Once considered a possible suspect in the case, Fematt stood shoulder-to-shoulder Friday with Los Angeles sheriff's investigators, who announced they had finally made an arrest.
It was March of 1980 when Fematt had an argument with his newlywed wife, Teresa Broudreaux — then 20 years old and five months pregnant with their unborn child — and she left to go to her sister's house nearby, investigators said. After she left her sister's home later that evening, Broudreaux was never seen alive again.
Her nude, lifeless body was found early in the morning on March 4, 1980, along the shoreline of Malaga Cove Beach in Palos Verdes Estates. Broudreaux had been beaten over the head and killed.
Detectives tried to track down any leads they could. But there were no witnesses, and for years the case had gone cold — the records later filed away in the homicide bureau's library.
"Years later, a series of coincidences and new DNA technology produced an unexpected break in the case," Los Angeles County Sheriff Jim McDonnell said.

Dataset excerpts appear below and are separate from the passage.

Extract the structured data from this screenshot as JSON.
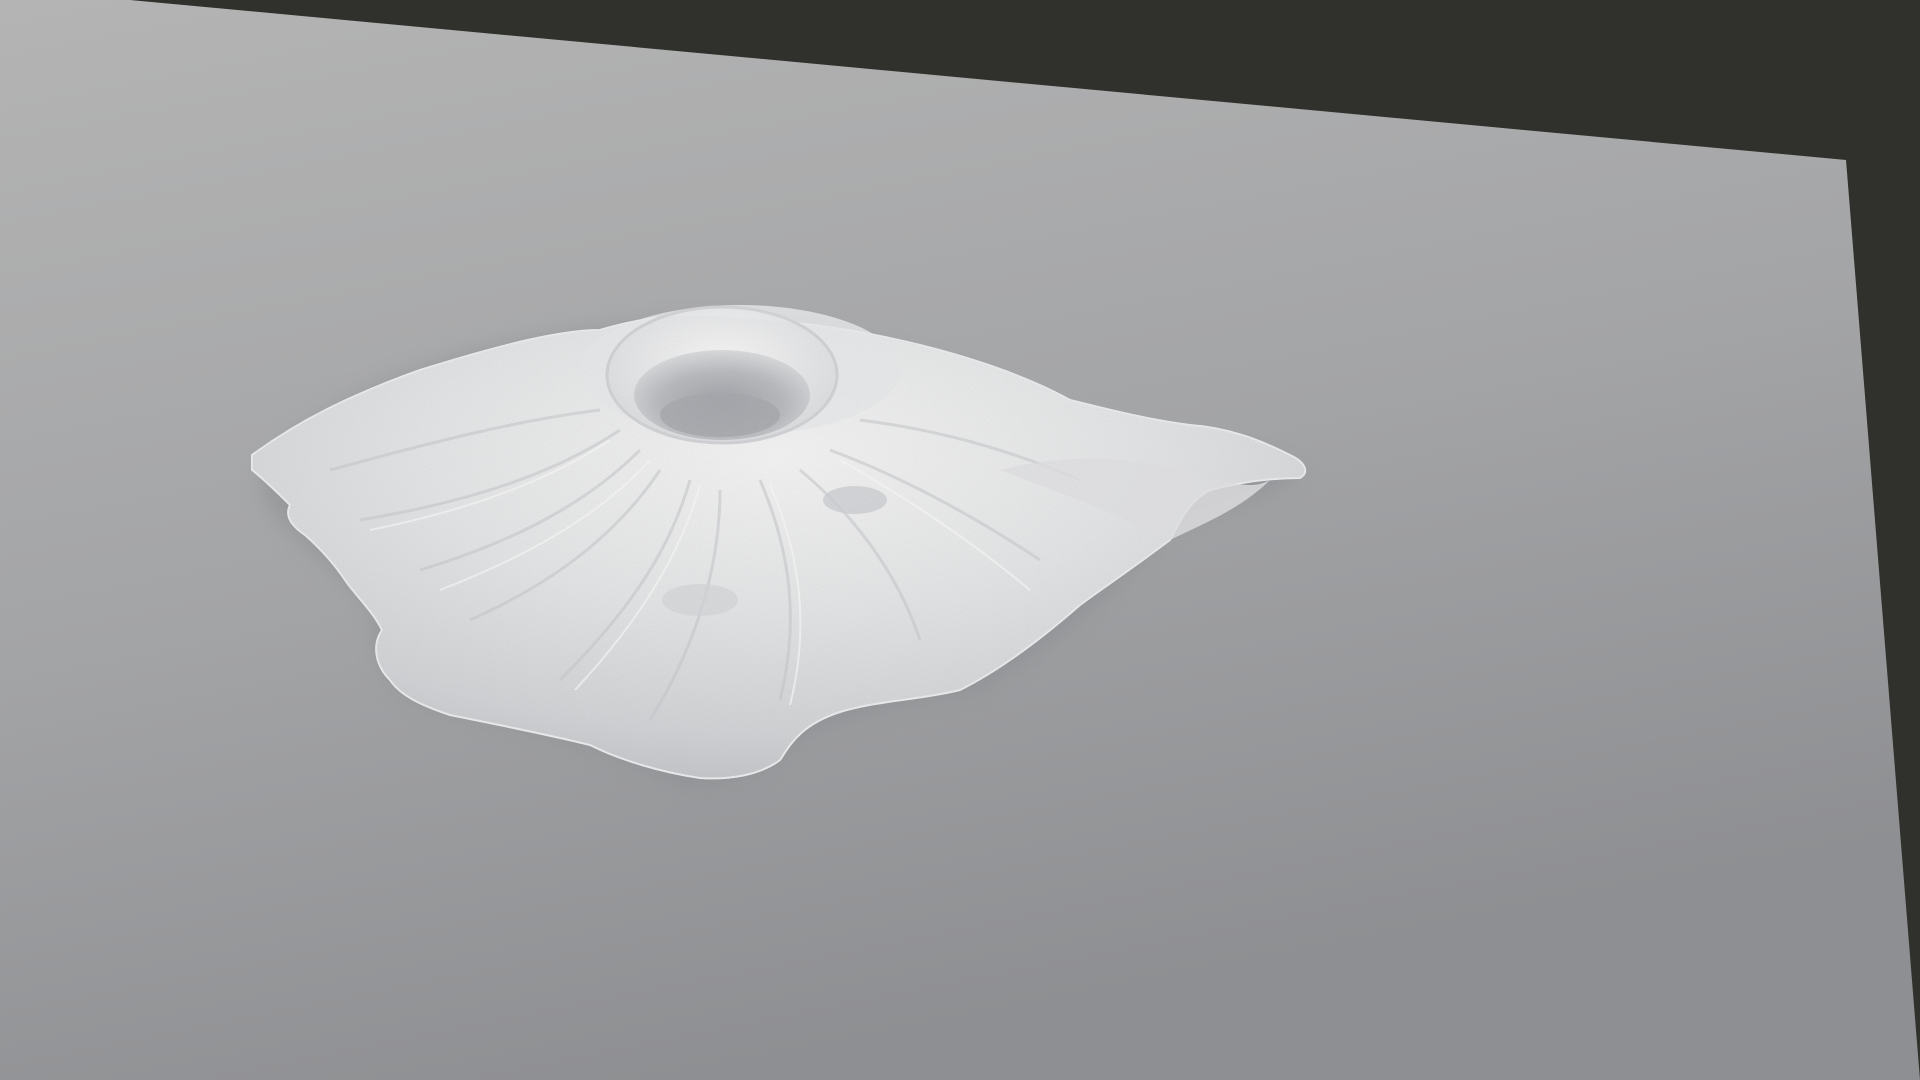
{
  "scene": {
    "subject": "volcano-terrain-model",
    "colors": {
      "background": "#30312c",
      "ground_plane_light": "#b3b3b3",
      "ground_plane_dark": "#929395",
      "terrain_highlight": "#f1f1f1",
      "terrain_midtone": "#d6d7d9",
      "terrain_shadow": "#a9aaae",
      "crater_shadow": "#9fa1a6"
    }
  }
}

The case was reviewed by a specialized squad that reviews unsolved cases and in 2013, investigators uncovered DNA from evidence that had been collected at the crime scene, but they wouldn't provide many details. They ran the DNA sample through a database and got "quite the hit," sheriff's Det. Ralph Hernandez said.
The DNA alone, though, wasn't enough for detectives to prove their case.

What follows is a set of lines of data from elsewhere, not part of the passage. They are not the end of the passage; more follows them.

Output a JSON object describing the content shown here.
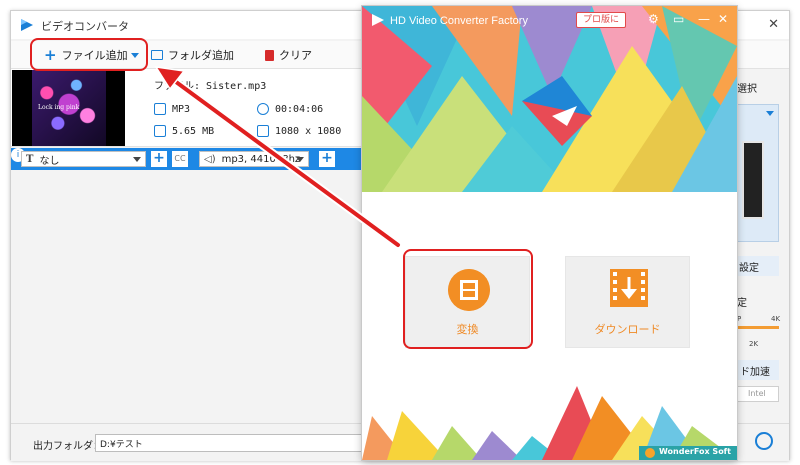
{
  "back_window": {
    "title": "ビデオコンバータ",
    "close_glyph": "✕",
    "toolbar": {
      "add_file_label": "ファイル追加",
      "add_folder_label": "フォルダ追加",
      "clear_label": "クリア"
    },
    "file": {
      "name_line": "ファイル: Sister.mp3",
      "thumbnail_text": "Lock ing pink",
      "format": "MP3",
      "duration": "00:04:06",
      "size": "5.65 MB",
      "resolution": "1080 x 1080"
    },
    "options_bar": {
      "subtitle_value": "なし",
      "cc_label": "CC",
      "audio_value": "mp3, 441048hz"
    },
    "bottom": {
      "output_label": "出力フォルダ：",
      "output_path": "D:¥テスト"
    },
    "side_panel": {
      "select_label": "選択",
      "settings_label": "設定",
      "quality_label": "定",
      "p_label": "P",
      "k4_label": "4K",
      "k2_label": "2K",
      "gpu_label": "ド加速",
      "intel_label": "Intel"
    }
  },
  "front_window": {
    "title": "HD Video Converter Factory",
    "pro_badge": "プロ版に",
    "convert_label": "変換",
    "download_label": "ダウンロード",
    "brand": "WonderFox Soft"
  },
  "colors": {
    "accent_blue": "#1e88e5",
    "accent_orange": "#f28e24",
    "annotation_red": "#e02020"
  }
}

After years of additional interviews and a review of a possible suspect's criminal record, detectives believed they could finally make a case that could stick.
Robert Yniguez, 65, was arrested on suspicion of murder outside of his home in San Pedro on Thursday.

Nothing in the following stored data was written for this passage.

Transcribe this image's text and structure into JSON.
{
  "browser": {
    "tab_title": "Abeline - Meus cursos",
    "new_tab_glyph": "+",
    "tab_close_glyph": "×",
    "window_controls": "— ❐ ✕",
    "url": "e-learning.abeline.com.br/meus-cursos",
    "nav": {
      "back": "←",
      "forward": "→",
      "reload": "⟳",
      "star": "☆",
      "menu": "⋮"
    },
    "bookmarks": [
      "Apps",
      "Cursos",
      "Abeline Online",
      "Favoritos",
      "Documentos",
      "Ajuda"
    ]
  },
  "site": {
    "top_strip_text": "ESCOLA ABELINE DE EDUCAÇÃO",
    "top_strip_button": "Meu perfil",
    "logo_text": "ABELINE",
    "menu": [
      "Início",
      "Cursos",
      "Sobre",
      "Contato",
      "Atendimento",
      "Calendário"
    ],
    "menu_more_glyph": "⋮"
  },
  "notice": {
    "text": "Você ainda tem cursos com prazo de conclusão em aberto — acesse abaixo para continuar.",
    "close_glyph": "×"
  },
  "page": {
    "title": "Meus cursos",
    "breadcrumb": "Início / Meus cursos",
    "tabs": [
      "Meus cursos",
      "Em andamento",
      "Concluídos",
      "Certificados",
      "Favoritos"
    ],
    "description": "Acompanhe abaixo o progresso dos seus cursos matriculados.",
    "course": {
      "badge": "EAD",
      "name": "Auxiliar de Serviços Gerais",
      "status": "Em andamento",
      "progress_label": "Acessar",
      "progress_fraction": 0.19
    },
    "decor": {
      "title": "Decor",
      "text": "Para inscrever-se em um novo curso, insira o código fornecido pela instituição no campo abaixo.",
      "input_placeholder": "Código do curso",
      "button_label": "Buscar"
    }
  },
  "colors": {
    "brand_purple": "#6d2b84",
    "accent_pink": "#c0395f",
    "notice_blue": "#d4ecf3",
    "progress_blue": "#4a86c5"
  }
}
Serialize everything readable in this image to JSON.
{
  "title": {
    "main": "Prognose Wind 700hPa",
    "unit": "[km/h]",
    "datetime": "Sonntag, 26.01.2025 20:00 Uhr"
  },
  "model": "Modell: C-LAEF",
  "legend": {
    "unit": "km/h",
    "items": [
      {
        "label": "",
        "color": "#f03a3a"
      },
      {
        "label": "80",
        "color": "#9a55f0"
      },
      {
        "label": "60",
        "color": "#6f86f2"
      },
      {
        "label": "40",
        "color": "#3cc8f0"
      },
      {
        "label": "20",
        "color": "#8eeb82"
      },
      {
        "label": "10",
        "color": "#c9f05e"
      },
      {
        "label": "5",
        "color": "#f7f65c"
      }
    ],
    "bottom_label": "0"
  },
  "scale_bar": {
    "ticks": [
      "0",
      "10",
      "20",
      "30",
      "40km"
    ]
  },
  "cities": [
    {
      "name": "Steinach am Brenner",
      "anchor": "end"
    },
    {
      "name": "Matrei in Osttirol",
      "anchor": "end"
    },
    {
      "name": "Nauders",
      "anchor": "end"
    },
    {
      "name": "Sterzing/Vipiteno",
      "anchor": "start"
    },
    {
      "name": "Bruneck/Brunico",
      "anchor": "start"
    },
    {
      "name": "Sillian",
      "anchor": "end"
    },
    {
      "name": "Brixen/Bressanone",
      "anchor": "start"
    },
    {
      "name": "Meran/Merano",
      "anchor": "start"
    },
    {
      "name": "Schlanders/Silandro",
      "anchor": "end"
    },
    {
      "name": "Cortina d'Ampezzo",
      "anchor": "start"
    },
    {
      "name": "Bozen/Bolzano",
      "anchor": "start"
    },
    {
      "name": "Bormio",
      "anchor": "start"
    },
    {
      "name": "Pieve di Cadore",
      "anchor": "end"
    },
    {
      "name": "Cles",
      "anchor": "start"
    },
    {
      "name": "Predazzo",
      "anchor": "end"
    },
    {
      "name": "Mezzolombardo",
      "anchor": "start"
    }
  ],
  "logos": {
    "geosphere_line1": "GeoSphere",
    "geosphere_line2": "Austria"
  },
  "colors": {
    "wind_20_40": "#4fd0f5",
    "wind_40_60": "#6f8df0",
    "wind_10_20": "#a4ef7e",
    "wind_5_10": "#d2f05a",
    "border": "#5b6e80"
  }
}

Yniguez's DNA had been on file for a prior sex offense, Hernandez said. He had been arrested in 1981 and suspected of sexually assaulting a young woman, the detective said at a news conference Friday. But the charges were dropped when the woman stopped cooperating.
Yniguez was arrested again the next year and served eight years in prison after being convicted of rape, Hernandez said. Since his release, Yniguez has gotten married and has been employed as a construction worker, detectives said.
Yniguez had been questioned about Broudreaux's killing several times since his 2013, but when detectives came knocking on his door Thursday night, he was still surprised, Hernandez said. It wasn't immediately clear if he had an attorney who could comment on the allegations.
The arrest was welcome news for Fematt, who said he's never given up hope that one day detectives would find his wife's killer. The two had met while she was working at a fast-food restaurant and were dating for a few years before they were expecting a little girl and were married. Five months later, his wife was killed.
"There was nobody to hear her cry, nobody to hear her screams, nobody to help her," Fematt said, his voice cracking, as he choked back tears. "When she bled out, the baby died. I think of that all time."